É uma situação difícil. Eu não queria me colocar na pele da direção de uma emissora que, no caso do Grande Rio, por exemplo, caiu de 43% a audiência, na média, em abril, maio, junho de 2005, para 29% – estou falando do Jornal Nacional todo, não apenas do ponto baixo, que é o do início, com a novela da Record. Imagine isso nos Estados Unidos, onde a Arthur Andersen mede a audiência a cada minuto, e tem uma tabela. A emissora contratou uma publicidade para as oito horas da noite. Mas não sabe quanto será pago. Se a audiência foi para 30%, paga-se muito. Se vem para 10%, paga-se pouco. Não se sabe o tipo de faturamento que se vai ter, porque depende diretamente da audiência. Nós vamos chegar nisso, daqui a cinco, dez anos. É uma situação difícil, delicada. Não é uma decisão fácil de ser tomada, mas que prejudica o jornalismo, certamente prejudica.


O senhor mencionaria áreas de cobertura que poderiam ter sido mais valorizadas?


Maia – A cobertura do fato político sai prejudicada no tempo, porque, ao invés de se aprofundar a notícia política, que sempre tem no mínimo dois lados, o do governo e o da oposição – isso é feito de forma centimetrada no caso da BBC, por exemplo -, ela é transformada numa notícia quase que simplesmente informada, com pouca linha de observação, de interpretação.

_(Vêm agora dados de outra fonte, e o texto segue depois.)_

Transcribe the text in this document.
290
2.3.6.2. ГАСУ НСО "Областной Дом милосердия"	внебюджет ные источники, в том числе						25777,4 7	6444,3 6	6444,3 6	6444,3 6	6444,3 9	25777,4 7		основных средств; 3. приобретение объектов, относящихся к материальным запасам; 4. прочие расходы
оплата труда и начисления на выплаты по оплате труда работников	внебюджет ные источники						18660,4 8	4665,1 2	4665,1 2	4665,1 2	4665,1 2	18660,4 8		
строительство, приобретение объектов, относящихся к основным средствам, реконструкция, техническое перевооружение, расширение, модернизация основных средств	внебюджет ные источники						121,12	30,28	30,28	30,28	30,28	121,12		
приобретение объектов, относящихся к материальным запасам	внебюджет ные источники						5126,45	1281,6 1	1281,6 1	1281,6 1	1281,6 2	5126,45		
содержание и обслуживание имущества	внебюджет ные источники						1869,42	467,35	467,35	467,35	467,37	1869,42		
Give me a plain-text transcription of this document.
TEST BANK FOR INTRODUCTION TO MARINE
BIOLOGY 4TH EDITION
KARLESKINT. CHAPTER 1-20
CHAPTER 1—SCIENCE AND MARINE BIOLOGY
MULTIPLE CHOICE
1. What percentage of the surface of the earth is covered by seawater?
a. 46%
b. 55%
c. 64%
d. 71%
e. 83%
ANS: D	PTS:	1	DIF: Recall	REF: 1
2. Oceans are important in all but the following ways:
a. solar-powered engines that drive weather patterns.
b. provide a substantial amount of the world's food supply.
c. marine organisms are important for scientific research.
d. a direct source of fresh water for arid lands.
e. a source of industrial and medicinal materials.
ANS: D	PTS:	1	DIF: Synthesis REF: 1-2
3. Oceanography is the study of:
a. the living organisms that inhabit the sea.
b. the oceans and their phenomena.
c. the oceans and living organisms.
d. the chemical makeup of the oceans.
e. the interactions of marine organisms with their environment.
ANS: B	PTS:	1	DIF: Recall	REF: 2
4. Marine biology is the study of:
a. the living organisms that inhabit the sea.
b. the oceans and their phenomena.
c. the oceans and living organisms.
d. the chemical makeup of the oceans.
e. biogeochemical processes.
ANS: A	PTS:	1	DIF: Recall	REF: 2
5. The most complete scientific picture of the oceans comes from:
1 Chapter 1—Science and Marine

Outra coisa são os blocos de trinta minutos. O intervalo comercial, nos noticiários, é muito importante para quem assiste, porque no intervalo se faz o comentário da notícia, o que se achou, se opina. Quando se entra com um bloco de trinta minutos as pessoas são levadas a ficar simplesmente numa posição contemplativa. No caso do Jornal Nacional isso é muito importante para quem vê. Se quem vê não comenta, termina-se perdendo qualidade.


O senhor acha que existe um conflito com postulados éticos?


Maia – Certamente. A questão ética tem que ser bem entendida. Não se restringe à honestidade pessoal no sentido de ganhos e vantagens pessoais. O presidente Fernando Henrique Cardoso, num discurso numa universidade, alguns anos atrás, falou que a ética na política não é exatamente a ética pessoal. Ele não falou que o político era desonesto por isso. Falou que a ética política envolvia algum tipo de verossimilhança, algum tipo de discurso enviesado, porque envolvia a lógica do poder. É a mesma coisa em relação aos meios de comunicação. Quando eu falo da ética no jornalismo não estou falando em nenhum tipo de falta pessoal de ninguém. Estou falando que, na medida em que o jornalismo precisa ficar submetido, no limite, à lógica da direção comercial, e ele vai com um tipo de notícia que produz audiência mas não produz informação com vistas à opinião, tem-se aí uma questão ética a ser resolvida.